Research in Progress
I am presenting my current research in progress, "Producing São Paulo: Memory, Place, & Power," at the Conference of Latin American Geography (CLAG) in Puerto Vallarta on 9 January 2026.
Abstract:
This research examines the intersection of place, memory, and neoliberal transformation in São Paulo, focusing on how the city’s spatial fabric reflects both the authoritarian legacy of Brazil’s military dictatorship (1964–1985) and the subsequent restructuring under neoliberal urbanism. Using a grid of spatial practices, the analysis situates São Paulo as a contested site where the production of space during the dictatorship—through securitized campuses, repressive policing of public squares, and infrastructural megaprojects—both constrained and enabled new urban imaginaries.
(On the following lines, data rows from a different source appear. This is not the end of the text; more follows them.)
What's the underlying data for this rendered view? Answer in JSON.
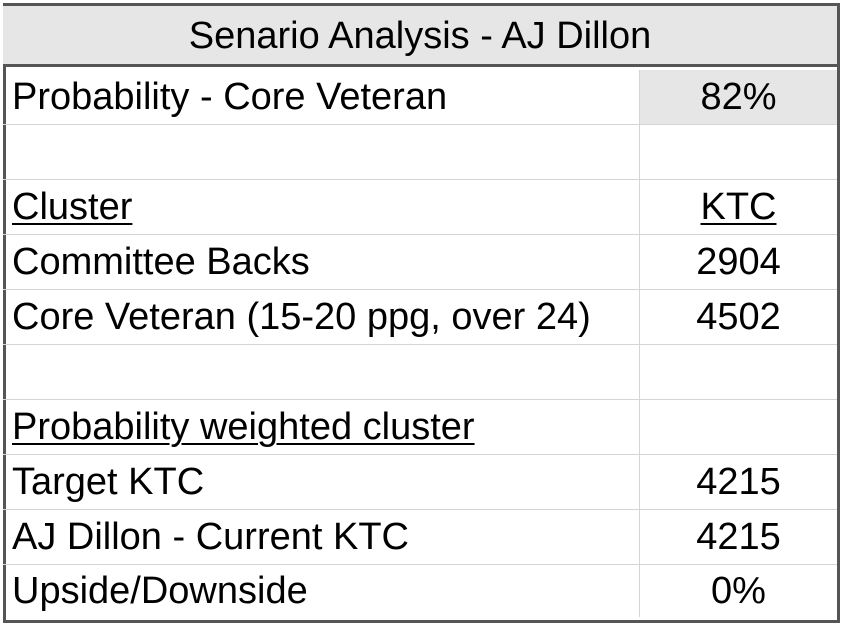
{
  "title": "Senario Analysis - AJ Dillon",
  "rows": [
    {
      "label": "Probability - Core Veteran",
      "value": "82%"
    },
    {
      "label": "",
      "value": ""
    },
    {
      "label": "Cluster",
      "value": "KTC"
    },
    {
      "label": "Committee Backs",
      "value": "2904"
    },
    {
      "label": "Core Veteran (15-20 ppg, over 24)",
      "value": "4502"
    },
    {
      "label": "",
      "value": ""
    },
    {
      "label": "Probability weighted cluster",
      "value": ""
    },
    {
      "label": "Target KTC",
      "value": "4215"
    },
    {
      "label": "AJ Dillon - Current KTC",
      "value": "4215"
    },
    {
      "label": "Upside/Downside",
      "value": "0%"
    }
  ],
  "colors": {
    "header_fill": "#e6e6e6",
    "frame": "#555555",
    "gridline": "#d4d4d4"
  }
}
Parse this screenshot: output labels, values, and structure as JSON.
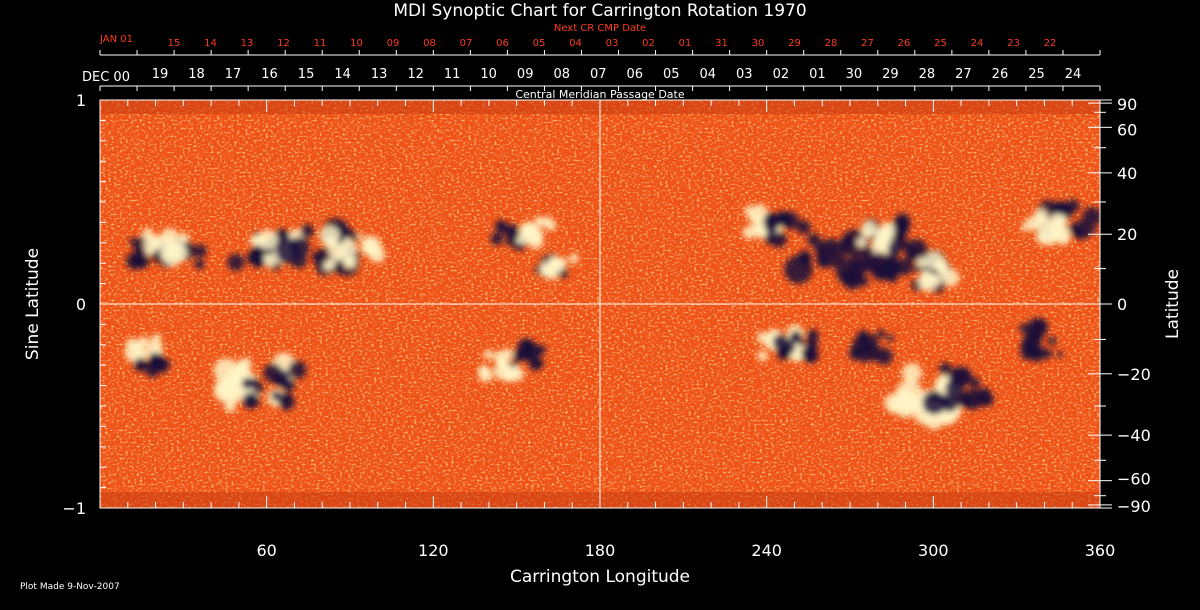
{
  "chart_data": {
    "type": "heatmap",
    "title": "MDI Synoptic Chart for Carrington Rotation 1970",
    "xlabel": "Carrington Longitude",
    "ylabel_left": "Sine Latitude",
    "ylabel_right": "Latitude",
    "top_axis_label": "Central Meridian Passage Date",
    "next_cr_label": "Next CR CMP Date",
    "footer": "Plot Made  9-Nov-2007",
    "xlim": [
      0,
      360
    ],
    "ylim": [
      -1,
      1
    ],
    "x_ticks": [
      {
        "value": 60,
        "label": "60"
      },
      {
        "value": 120,
        "label": "120"
      },
      {
        "value": 180,
        "label": "180"
      },
      {
        "value": 240,
        "label": "240"
      },
      {
        "value": 300,
        "label": "300"
      },
      {
        "value": 360,
        "label": "360"
      }
    ],
    "y_ticks_left": [
      {
        "value": 1,
        "label": "1"
      },
      {
        "value": 0,
        "label": "0"
      },
      {
        "value": -1,
        "label": "−1"
      }
    ],
    "y_ticks_right": [
      {
        "lat": 90,
        "label": "90"
      },
      {
        "lat": 60,
        "label": "60"
      },
      {
        "lat": 40,
        "label": "40"
      },
      {
        "lat": 20,
        "label": "20"
      },
      {
        "lat": 0,
        "label": "0"
      },
      {
        "lat": -20,
        "label": "−20"
      },
      {
        "lat": -40,
        "label": "−40"
      },
      {
        "lat": -60,
        "label": "−60"
      },
      {
        "lat": -90,
        "label": "−90"
      }
    ],
    "cmp_dates": {
      "start_label": "DEC 00",
      "labels": [
        "19",
        "18",
        "17",
        "16",
        "15",
        "14",
        "13",
        "12",
        "11",
        "10",
        "09",
        "08",
        "07",
        "06",
        "05",
        "04",
        "03",
        "02",
        "01",
        "30",
        "29",
        "28",
        "27",
        "26",
        "25",
        "24"
      ]
    },
    "next_cr_dates": {
      "start_label": "JAN 01",
      "labels": [
        "15",
        "14",
        "13",
        "12",
        "11",
        "10",
        "09",
        "08",
        "07",
        "06",
        "05",
        "04",
        "03",
        "02",
        "01",
        "31",
        "30",
        "29",
        "28",
        "27",
        "26",
        "25",
        "24",
        "23",
        "22"
      ]
    },
    "regions": [
      {
        "lon": 18,
        "sinlat": 0.25,
        "polarity": "negative",
        "size": 1.0
      },
      {
        "lon": 30,
        "sinlat": 0.24,
        "polarity": "negative",
        "size": 1.0
      },
      {
        "lon": 24,
        "sinlat": 0.28,
        "polarity": "positive",
        "size": 1.1
      },
      {
        "lon": 58,
        "sinlat": 0.27,
        "polarity": "negative",
        "size": 1.4
      },
      {
        "lon": 64,
        "sinlat": 0.26,
        "polarity": "positive",
        "size": 1.2
      },
      {
        "lon": 80,
        "sinlat": 0.26,
        "polarity": "negative",
        "size": 1.8
      },
      {
        "lon": 91,
        "sinlat": 0.26,
        "polarity": "positive",
        "size": 1.4
      },
      {
        "lon": 148,
        "sinlat": 0.34,
        "polarity": "negative",
        "size": 0.8
      },
      {
        "lon": 156,
        "sinlat": 0.36,
        "polarity": "positive",
        "size": 1.0
      },
      {
        "lon": 162,
        "sinlat": 0.18,
        "polarity": "negative",
        "size": 0.7
      },
      {
        "lon": 166,
        "sinlat": 0.18,
        "polarity": "positive",
        "size": 0.8
      },
      {
        "lon": 237,
        "sinlat": 0.4,
        "polarity": "positive",
        "size": 1.0
      },
      {
        "lon": 247,
        "sinlat": 0.37,
        "polarity": "negative",
        "size": 1.0
      },
      {
        "lon": 265,
        "sinlat": 0.22,
        "polarity": "negative",
        "size": 2.0
      },
      {
        "lon": 283,
        "sinlat": 0.35,
        "polarity": "negative",
        "size": 1.0
      },
      {
        "lon": 278,
        "sinlat": 0.32,
        "polarity": "positive",
        "size": 1.0
      },
      {
        "lon": 292,
        "sinlat": 0.18,
        "polarity": "negative",
        "size": 1.6
      },
      {
        "lon": 303,
        "sinlat": 0.16,
        "polarity": "positive",
        "size": 1.2
      },
      {
        "lon": 350,
        "sinlat": 0.4,
        "polarity": "negative",
        "size": 1.4
      },
      {
        "lon": 340,
        "sinlat": 0.37,
        "polarity": "positive",
        "size": 1.1
      },
      {
        "lon": 15,
        "sinlat": -0.22,
        "polarity": "positive",
        "size": 1.0
      },
      {
        "lon": 20,
        "sinlat": -0.3,
        "polarity": "negative",
        "size": 0.8
      },
      {
        "lon": 55,
        "sinlat": -0.4,
        "polarity": "positive",
        "size": 1.8
      },
      {
        "lon": 62,
        "sinlat": -0.4,
        "polarity": "negative",
        "size": 1.4
      },
      {
        "lon": 155,
        "sinlat": -0.25,
        "polarity": "negative",
        "size": 1.0
      },
      {
        "lon": 145,
        "sinlat": -0.3,
        "polarity": "positive",
        "size": 1.0
      },
      {
        "lon": 245,
        "sinlat": -0.2,
        "polarity": "positive",
        "size": 1.0
      },
      {
        "lon": 251,
        "sinlat": -0.2,
        "polarity": "negative",
        "size": 0.9
      },
      {
        "lon": 278,
        "sinlat": -0.2,
        "polarity": "negative",
        "size": 1.0
      },
      {
        "lon": 295,
        "sinlat": -0.45,
        "polarity": "positive",
        "size": 2.0
      },
      {
        "lon": 310,
        "sinlat": -0.4,
        "polarity": "negative",
        "size": 1.6
      },
      {
        "lon": 340,
        "sinlat": -0.18,
        "polarity": "negative",
        "size": 1.2
      }
    ],
    "grid": false,
    "colors": {
      "background": "#000000",
      "field_base": "#f05216",
      "positive": "#fff6c8",
      "negative": "#1a0f3a",
      "next_cr_text": "#ff3a1c",
      "axes": "#ffffff"
    }
  }
}
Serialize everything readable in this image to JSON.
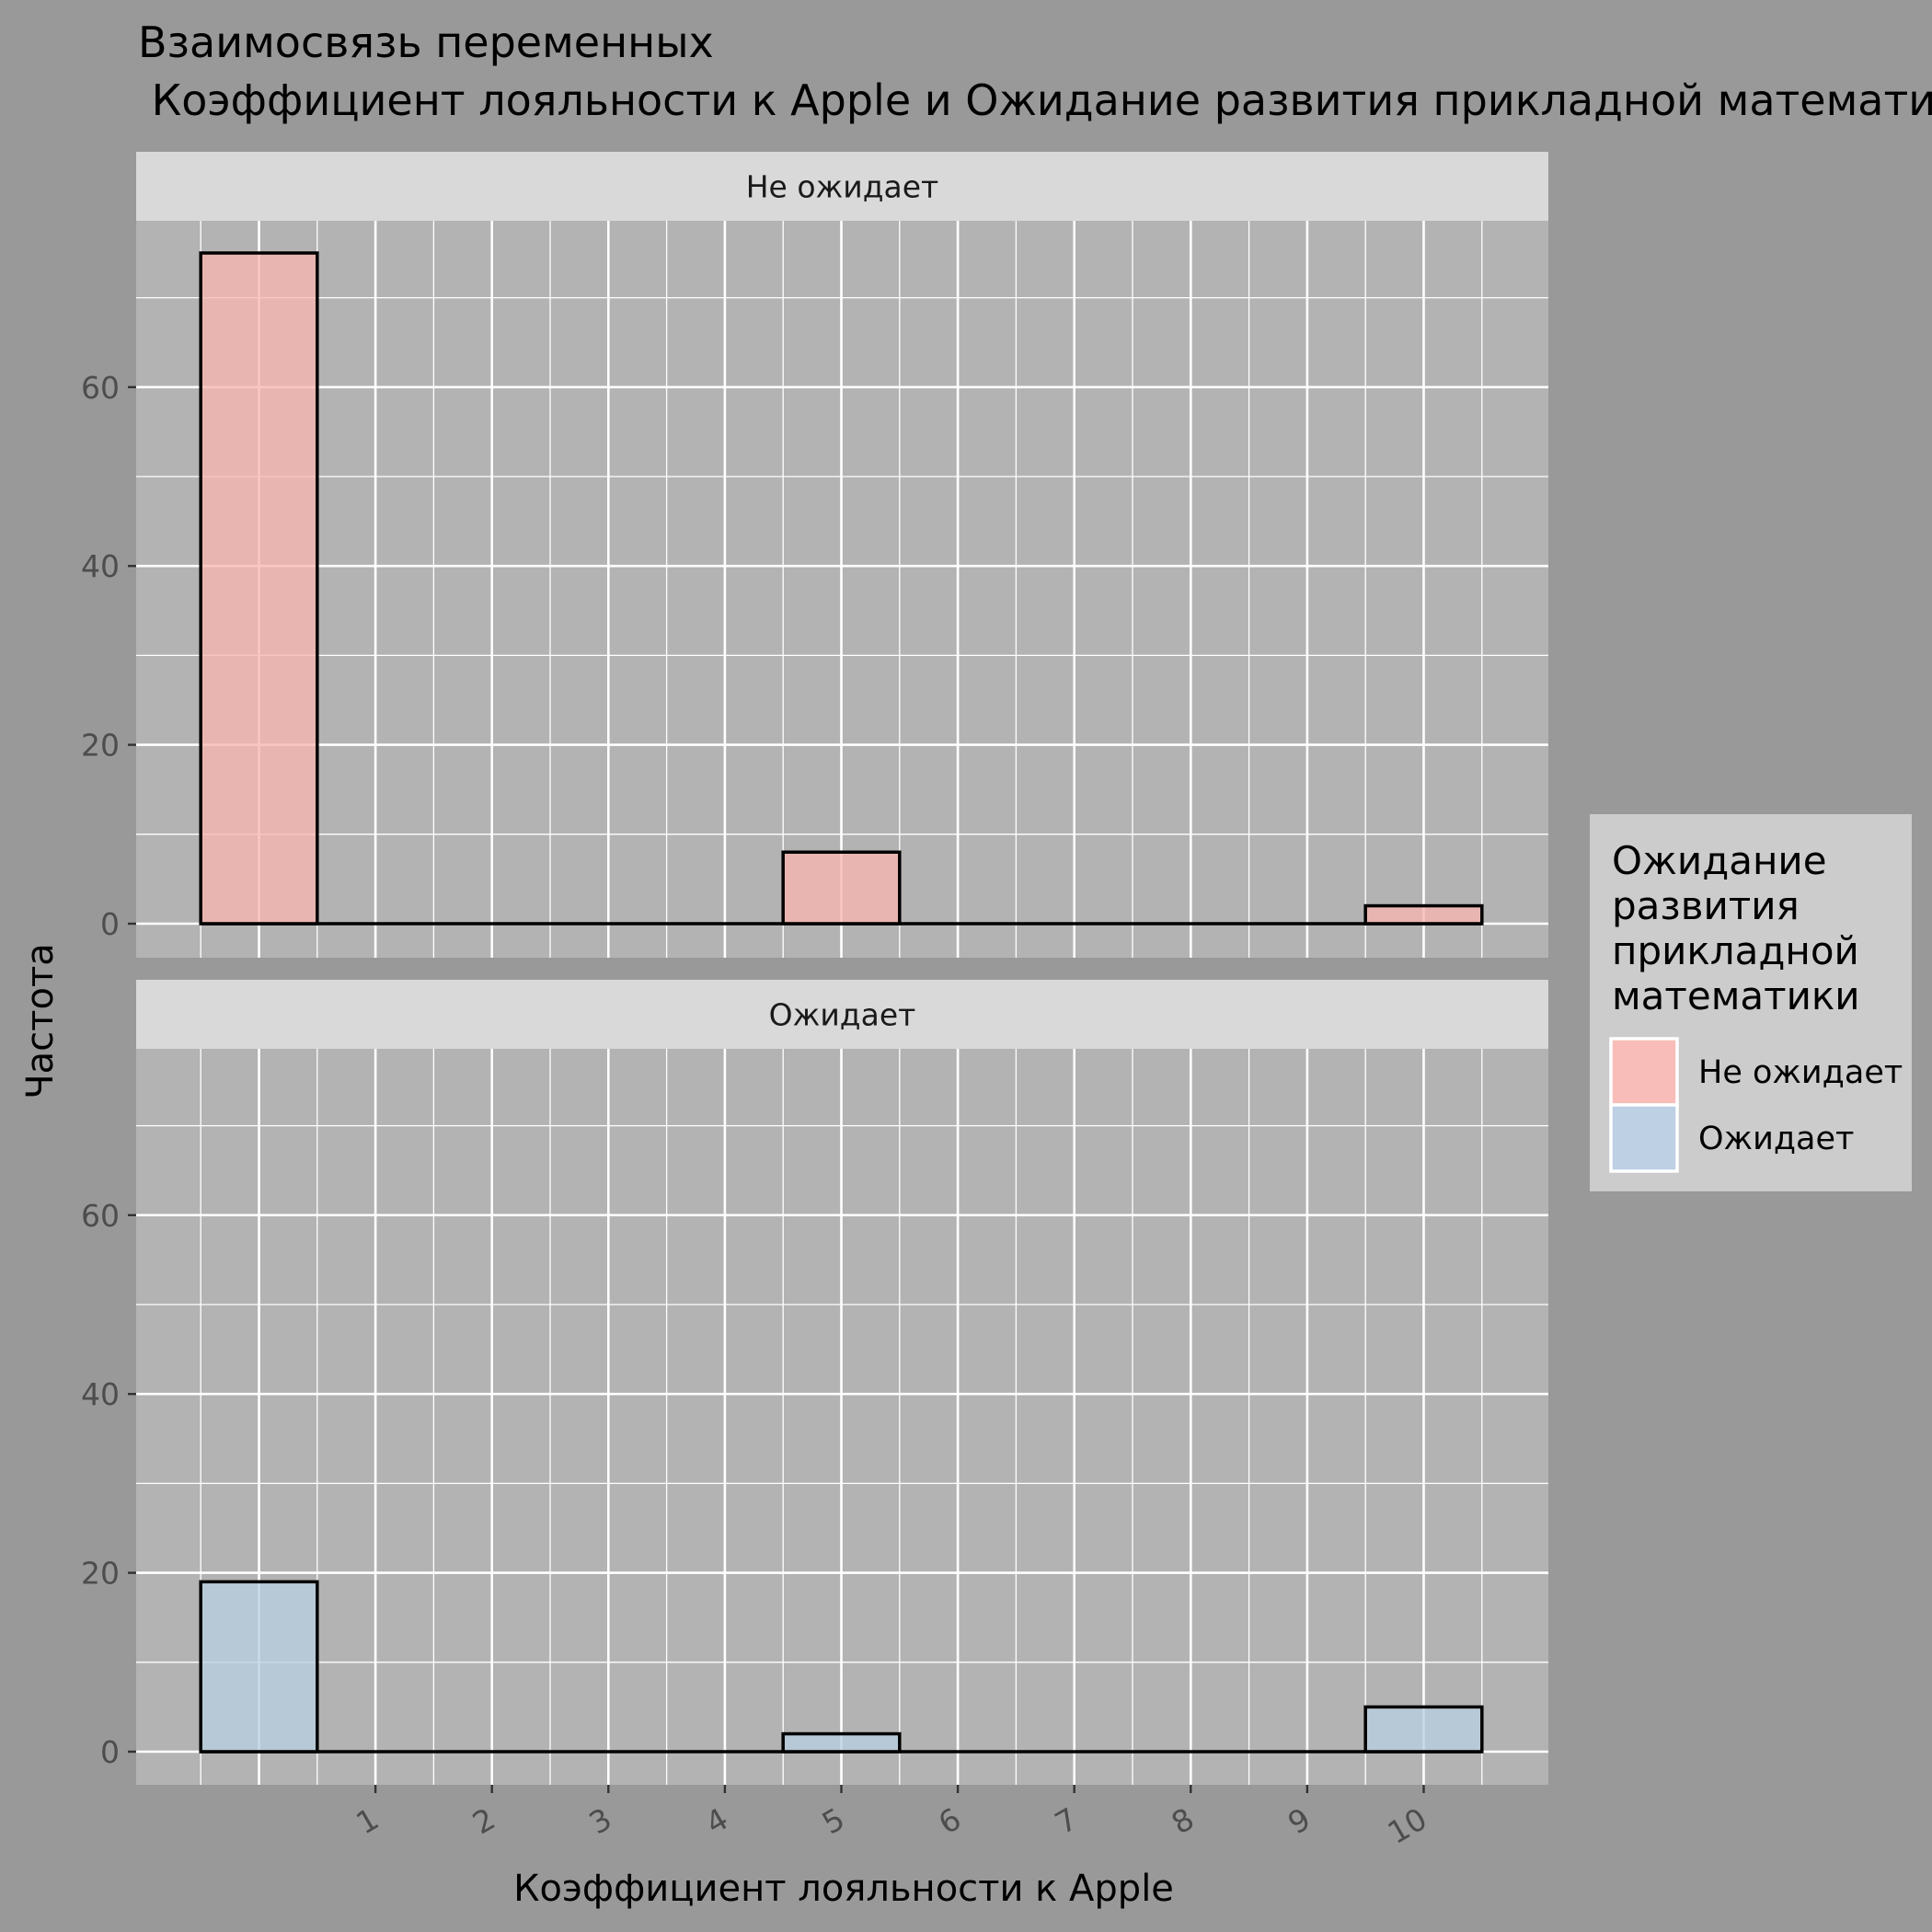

The study then considers how neoliberal reforms, privatization, and entrepreneurial urban governance have reshaped the landscape, often erasing or commodifying spaces of memory tied to student resistance, labor organizing, and state violence. By juxtaposing sites of repression—such as university precincts, detention centers, and protest squares—with contemporary spaces of capital accumulation and memorialization, the research highlights the uneven ways memory is inscribed onto the urban environment.
Methodologically, this project combines archival work, field observation, and critical spatial analysis to interrogate how historical geographies of authoritarian control persist within, and are transformed by, neoliberal spatial logics. The paper argues that attending to place and memory within São Paulo’s neoliberal present not only illuminates the city’s fractured histories but also reveals the enduring power of spatial practices in shaping collective remembrance and forgetting.